|31'33"||Realization (.MP3)||Score (.PDF)|
Amazingly, this being my 46th opus number (the vast majority of which including one or another deformation of sonata forms among their movements) - it boasts only my very second rondo movement ever as its finale. Believe me, this happened not because I'm an incorrigible experimenter who can't be corralled into producing in outmoded forms, but because I'm a hidebound, unoriginal thinker who can't color outside the lines. My later compositions have been generally so tightly defined melodically and harmonically before I ever even started actually putting notes on staves, that it never occurred to me I could include a rondo movement among them. Then, it finally struck me that I could take my rondo theme, transpose it to whatever appropriate tonal center the following passage demanded according to the skeleton plan, and simply insert it into the predetermined flow of rotating tone rows anywhere the spirit so moved me. Genius (spoken with profound irony) !

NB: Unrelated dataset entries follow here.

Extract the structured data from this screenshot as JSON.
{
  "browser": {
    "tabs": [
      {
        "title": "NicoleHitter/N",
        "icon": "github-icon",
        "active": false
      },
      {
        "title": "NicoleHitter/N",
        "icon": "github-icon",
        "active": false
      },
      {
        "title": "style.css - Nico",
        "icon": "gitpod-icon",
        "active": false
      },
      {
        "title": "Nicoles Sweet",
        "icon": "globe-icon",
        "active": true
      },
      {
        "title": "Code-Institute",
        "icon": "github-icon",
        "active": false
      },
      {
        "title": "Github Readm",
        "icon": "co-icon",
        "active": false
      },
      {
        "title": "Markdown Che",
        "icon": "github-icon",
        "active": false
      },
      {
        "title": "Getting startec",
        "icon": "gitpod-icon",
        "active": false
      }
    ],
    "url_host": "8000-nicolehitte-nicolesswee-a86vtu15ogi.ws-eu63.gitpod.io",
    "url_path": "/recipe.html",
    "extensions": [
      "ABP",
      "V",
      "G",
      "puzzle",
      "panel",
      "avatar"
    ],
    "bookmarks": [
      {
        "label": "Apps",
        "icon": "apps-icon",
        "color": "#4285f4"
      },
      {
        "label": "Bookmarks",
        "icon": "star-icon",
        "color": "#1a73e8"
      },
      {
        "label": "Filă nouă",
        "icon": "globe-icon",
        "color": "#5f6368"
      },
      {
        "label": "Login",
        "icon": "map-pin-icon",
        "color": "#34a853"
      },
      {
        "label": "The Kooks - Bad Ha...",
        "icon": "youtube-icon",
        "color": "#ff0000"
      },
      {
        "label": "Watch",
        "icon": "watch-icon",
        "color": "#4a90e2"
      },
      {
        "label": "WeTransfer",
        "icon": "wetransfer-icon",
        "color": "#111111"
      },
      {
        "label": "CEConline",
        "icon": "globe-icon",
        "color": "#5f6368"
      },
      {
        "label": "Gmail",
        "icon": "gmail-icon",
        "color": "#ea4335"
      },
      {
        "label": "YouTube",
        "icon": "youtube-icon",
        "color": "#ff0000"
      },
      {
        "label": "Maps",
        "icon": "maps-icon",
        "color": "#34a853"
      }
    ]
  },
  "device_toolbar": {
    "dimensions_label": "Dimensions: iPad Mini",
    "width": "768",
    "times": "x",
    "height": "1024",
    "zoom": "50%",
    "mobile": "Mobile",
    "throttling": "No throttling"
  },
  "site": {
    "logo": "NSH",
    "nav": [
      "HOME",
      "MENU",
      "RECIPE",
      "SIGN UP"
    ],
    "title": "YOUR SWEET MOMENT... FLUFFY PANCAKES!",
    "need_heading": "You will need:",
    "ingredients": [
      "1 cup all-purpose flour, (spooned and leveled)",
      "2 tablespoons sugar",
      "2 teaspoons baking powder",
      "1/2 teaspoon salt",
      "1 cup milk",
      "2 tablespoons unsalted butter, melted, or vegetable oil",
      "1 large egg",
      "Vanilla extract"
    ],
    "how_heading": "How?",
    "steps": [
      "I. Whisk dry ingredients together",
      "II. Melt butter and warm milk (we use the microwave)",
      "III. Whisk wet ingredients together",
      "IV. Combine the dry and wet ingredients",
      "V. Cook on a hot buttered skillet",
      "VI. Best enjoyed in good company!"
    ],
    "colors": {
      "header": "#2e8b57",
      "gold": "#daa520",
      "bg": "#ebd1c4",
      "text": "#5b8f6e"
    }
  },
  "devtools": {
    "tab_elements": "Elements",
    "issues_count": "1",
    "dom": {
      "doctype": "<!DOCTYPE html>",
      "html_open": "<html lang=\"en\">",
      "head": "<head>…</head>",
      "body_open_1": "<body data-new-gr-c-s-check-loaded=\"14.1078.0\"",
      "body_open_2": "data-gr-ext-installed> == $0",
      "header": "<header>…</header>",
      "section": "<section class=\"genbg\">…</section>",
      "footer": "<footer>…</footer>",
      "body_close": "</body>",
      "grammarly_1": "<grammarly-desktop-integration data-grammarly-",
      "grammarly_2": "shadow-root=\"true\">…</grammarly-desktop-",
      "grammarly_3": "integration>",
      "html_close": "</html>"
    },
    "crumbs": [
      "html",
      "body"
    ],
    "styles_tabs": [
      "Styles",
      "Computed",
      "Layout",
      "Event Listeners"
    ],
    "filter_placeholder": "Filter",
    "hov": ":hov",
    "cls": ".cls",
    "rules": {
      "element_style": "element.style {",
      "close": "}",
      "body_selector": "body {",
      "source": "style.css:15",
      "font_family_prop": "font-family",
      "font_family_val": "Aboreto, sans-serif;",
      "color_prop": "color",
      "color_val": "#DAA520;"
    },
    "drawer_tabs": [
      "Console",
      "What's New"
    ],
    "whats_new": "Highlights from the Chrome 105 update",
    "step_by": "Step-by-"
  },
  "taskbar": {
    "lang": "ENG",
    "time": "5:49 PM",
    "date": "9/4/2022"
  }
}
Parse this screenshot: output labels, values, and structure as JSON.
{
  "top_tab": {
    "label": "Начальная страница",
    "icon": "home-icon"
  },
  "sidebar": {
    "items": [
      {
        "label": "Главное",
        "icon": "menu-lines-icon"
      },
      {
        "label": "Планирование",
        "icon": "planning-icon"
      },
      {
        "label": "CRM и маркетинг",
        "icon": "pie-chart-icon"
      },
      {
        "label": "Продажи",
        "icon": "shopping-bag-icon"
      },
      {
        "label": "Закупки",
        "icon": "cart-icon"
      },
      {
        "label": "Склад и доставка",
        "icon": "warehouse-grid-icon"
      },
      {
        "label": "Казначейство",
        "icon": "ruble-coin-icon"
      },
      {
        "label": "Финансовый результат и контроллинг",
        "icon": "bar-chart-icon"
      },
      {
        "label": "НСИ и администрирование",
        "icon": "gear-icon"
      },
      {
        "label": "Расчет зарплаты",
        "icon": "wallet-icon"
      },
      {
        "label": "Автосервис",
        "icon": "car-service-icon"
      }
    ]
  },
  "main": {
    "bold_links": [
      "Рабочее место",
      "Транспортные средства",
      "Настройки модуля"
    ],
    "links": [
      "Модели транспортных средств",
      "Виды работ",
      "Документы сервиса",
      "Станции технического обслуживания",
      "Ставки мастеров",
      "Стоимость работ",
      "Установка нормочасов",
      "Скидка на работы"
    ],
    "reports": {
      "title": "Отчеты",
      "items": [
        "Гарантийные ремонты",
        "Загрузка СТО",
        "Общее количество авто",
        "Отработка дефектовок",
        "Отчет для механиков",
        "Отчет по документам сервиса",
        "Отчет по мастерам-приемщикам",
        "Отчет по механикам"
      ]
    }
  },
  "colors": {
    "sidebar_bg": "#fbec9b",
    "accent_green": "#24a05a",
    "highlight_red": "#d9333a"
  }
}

Ah, but the really "interesting" thing about this octet is the accidental nature of its harmonic framework: I was already four full minutes into the composition of the sonata-allegro movement, when it suddenly became clear I had forgotten to update one of the basic script parameters that deals out my selected tone row into the 48 rotated segments that define the outline of the entire piece. With a groan - and because I am basically the laziest man on earth, in so many ways - I decided not to correct the problem and went ahead with the project as sketched, thus creating a work based harmonically not on some arbitrary and artful combination of related tonal centers, or even on its own tone row, but on the tone row used during the composition of my previous work: the Symphony, Op.45. Hence, we are treated to a "sonata-allegro" movement featuring an exposition in C, followed by a development in Bb, and finally rounded off with a recapitulation in Gb, i.e., a diminished fifth - a tritone! - distant from the exposition. This entirely accidental arrangement, while it will certainly never produce anything so useful as penicillin or x-rays for the benefit of the human race, must at least give every listening ear a perfect opportunity to judge for itself just exactly how "absolutely necessary" traditional diatonic theory is for establishing tonal centers and compositional coherence in musical works. Because, after all, the very idea of recapitulating a sonata movement at the tritone, rather than the tonic, is so absurd and unthinkable as to be even beyond heresy and well into the realm of the insane. And yet, dear listener, here you hear it actually achieved in all its deranged glory.